渋沢栄一は, 「日本資本主義の生みの親」とも呼ばれる。幕末期に 一橋慶喜(後の15代将軍)に仕え, 徳川昭武(将軍慶喜の弟)に随行して パリで開かれた万国博に参加し, ヨーロッパ各国を訪問, 産業革命後のヨーロッパ各国の諸制度などを研究した。 この時の見聞が 帰国後に花開いたと言われる。

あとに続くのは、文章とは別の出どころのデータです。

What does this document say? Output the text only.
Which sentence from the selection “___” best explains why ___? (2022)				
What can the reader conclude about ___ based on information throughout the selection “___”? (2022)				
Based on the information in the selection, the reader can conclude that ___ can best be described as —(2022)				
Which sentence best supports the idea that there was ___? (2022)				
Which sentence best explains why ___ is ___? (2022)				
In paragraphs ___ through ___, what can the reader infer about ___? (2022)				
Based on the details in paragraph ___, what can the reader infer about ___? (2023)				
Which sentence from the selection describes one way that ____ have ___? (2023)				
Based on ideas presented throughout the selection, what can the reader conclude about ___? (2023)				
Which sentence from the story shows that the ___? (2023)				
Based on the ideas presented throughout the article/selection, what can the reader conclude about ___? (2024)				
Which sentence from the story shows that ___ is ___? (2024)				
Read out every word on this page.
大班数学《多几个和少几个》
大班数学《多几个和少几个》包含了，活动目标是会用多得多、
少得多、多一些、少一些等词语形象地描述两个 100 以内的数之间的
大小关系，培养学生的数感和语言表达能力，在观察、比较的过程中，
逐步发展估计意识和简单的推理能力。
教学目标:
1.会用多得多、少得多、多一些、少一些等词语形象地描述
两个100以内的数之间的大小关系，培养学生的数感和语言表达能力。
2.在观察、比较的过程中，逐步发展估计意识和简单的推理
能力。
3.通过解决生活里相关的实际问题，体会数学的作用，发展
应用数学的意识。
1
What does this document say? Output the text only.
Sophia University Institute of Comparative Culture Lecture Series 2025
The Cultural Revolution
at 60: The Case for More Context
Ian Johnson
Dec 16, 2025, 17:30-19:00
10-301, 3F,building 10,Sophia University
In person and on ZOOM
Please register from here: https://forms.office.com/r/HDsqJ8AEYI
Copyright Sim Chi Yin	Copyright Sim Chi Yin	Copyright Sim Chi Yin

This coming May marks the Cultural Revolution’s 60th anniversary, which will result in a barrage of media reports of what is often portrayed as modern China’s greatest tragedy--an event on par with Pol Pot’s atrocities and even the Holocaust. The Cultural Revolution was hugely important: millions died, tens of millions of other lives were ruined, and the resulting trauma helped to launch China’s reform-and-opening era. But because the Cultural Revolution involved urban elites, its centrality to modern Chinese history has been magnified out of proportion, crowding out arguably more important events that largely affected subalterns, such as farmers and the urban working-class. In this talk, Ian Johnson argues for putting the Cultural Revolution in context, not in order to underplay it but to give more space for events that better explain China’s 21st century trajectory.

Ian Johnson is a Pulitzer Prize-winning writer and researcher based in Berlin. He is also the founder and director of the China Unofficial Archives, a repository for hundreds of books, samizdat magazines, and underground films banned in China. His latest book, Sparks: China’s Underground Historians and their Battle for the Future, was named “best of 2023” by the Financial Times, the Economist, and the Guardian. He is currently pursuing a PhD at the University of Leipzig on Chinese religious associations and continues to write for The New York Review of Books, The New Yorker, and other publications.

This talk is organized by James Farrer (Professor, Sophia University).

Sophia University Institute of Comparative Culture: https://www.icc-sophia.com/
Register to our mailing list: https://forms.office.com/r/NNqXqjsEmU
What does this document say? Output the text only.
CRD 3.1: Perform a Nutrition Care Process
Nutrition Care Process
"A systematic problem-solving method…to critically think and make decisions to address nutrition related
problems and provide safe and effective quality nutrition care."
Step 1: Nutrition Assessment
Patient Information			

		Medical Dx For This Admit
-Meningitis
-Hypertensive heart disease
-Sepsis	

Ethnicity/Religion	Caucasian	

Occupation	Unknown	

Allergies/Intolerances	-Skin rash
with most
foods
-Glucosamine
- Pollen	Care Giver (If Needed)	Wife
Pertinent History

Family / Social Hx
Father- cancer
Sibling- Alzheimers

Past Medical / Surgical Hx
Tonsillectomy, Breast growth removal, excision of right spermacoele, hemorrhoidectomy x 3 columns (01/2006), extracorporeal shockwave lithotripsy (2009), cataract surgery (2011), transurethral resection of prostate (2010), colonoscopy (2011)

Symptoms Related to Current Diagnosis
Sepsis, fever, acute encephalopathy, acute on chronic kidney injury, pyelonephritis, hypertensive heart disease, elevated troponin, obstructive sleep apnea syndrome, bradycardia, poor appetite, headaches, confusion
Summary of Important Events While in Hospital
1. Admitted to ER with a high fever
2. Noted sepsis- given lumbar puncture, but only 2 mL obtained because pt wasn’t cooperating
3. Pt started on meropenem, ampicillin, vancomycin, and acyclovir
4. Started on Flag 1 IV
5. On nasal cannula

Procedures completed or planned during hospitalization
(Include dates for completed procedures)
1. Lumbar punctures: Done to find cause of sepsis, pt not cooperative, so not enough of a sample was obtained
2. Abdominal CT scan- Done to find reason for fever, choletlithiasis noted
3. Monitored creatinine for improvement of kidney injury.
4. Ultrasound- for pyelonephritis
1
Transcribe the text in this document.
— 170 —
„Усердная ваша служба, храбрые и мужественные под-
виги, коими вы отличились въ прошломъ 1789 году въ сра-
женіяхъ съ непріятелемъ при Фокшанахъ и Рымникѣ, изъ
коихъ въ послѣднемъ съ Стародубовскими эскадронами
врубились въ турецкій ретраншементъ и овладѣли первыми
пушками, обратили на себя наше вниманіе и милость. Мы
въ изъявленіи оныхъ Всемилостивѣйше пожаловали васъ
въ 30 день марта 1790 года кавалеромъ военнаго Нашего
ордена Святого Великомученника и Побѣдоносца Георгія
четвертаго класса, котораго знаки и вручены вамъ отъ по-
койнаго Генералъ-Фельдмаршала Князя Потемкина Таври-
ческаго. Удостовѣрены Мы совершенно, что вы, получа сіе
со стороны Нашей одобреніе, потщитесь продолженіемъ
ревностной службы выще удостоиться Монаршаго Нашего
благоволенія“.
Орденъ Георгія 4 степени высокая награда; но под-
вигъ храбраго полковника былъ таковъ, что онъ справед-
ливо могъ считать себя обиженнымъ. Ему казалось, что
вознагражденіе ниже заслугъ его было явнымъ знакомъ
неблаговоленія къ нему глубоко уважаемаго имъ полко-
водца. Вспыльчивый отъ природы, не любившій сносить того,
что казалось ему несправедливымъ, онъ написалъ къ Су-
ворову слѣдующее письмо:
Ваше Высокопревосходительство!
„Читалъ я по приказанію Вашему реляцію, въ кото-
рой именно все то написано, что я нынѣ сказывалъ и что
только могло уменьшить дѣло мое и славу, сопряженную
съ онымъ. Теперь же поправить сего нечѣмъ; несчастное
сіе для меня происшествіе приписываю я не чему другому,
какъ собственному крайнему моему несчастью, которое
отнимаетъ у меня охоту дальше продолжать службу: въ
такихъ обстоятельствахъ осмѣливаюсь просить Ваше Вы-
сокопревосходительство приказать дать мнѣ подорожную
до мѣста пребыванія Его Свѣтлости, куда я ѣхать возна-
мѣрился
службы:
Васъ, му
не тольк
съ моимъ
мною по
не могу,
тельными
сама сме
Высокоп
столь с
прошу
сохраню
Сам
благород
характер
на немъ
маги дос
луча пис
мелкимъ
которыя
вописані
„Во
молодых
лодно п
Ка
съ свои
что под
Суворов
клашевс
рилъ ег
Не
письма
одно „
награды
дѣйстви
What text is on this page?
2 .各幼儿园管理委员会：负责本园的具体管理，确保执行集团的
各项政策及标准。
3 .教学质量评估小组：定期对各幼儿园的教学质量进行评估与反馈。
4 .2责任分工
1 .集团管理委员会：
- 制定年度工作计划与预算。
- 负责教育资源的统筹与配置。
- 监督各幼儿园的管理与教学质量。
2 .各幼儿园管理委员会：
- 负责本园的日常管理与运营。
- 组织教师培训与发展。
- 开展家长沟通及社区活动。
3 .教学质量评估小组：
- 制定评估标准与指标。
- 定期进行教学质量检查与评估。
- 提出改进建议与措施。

明治維新後は 大蔵省高官を経験した後 実業界に転じ, 明治6年(1873) 日本最初の銀行(第一国立銀行) を創設し 頭取に就任。その後は 東京ガス・東京海上火災保険・王子製紙・秩父セメント・帝国ホテル・東京証券取引所・ キリンビールなど, 500を超える企業・団体の設立に関わったとされる。
写真
碑文
澁澤倉庫発祥の地
「わが国の商工業を正しく育成するためには, 銀行・運送・ 保険などと共に倉庫業の完全な発達が不可欠だ」
日本資本主義の生みの親である, 渋澤榮一は, 右の信念のもと, 明治三十年三月, 私邸に澁澤倉庫を創業した。
この地は, 澁澤倉庫発祥の地である。
渋澤榮一の生家は, 現在の埼玉県深谷市にあり, 農業・養蚕の 他に藍玉(染料)の製造, 販売も家業としていた。
この藍玉の商いをするときに使用した記章が
⧖(ちぎり・りうご)であった。明治四十二年七月、澁澤倉庫部は、澁澤倉庫株式会社として組織を改めたが、この⧖の記章は、現在も「澁澤倉庫株式会社」の社章として受け継がれている。
澁澤シティプレイス永代建築を記念し本碑を建立する。
平成十六年四月吉日
澁澤倉庫株式会社
実際の「⧖」は、この三角形を重ねた形の頂点が重なる中央に横棒一本が貫いている記号。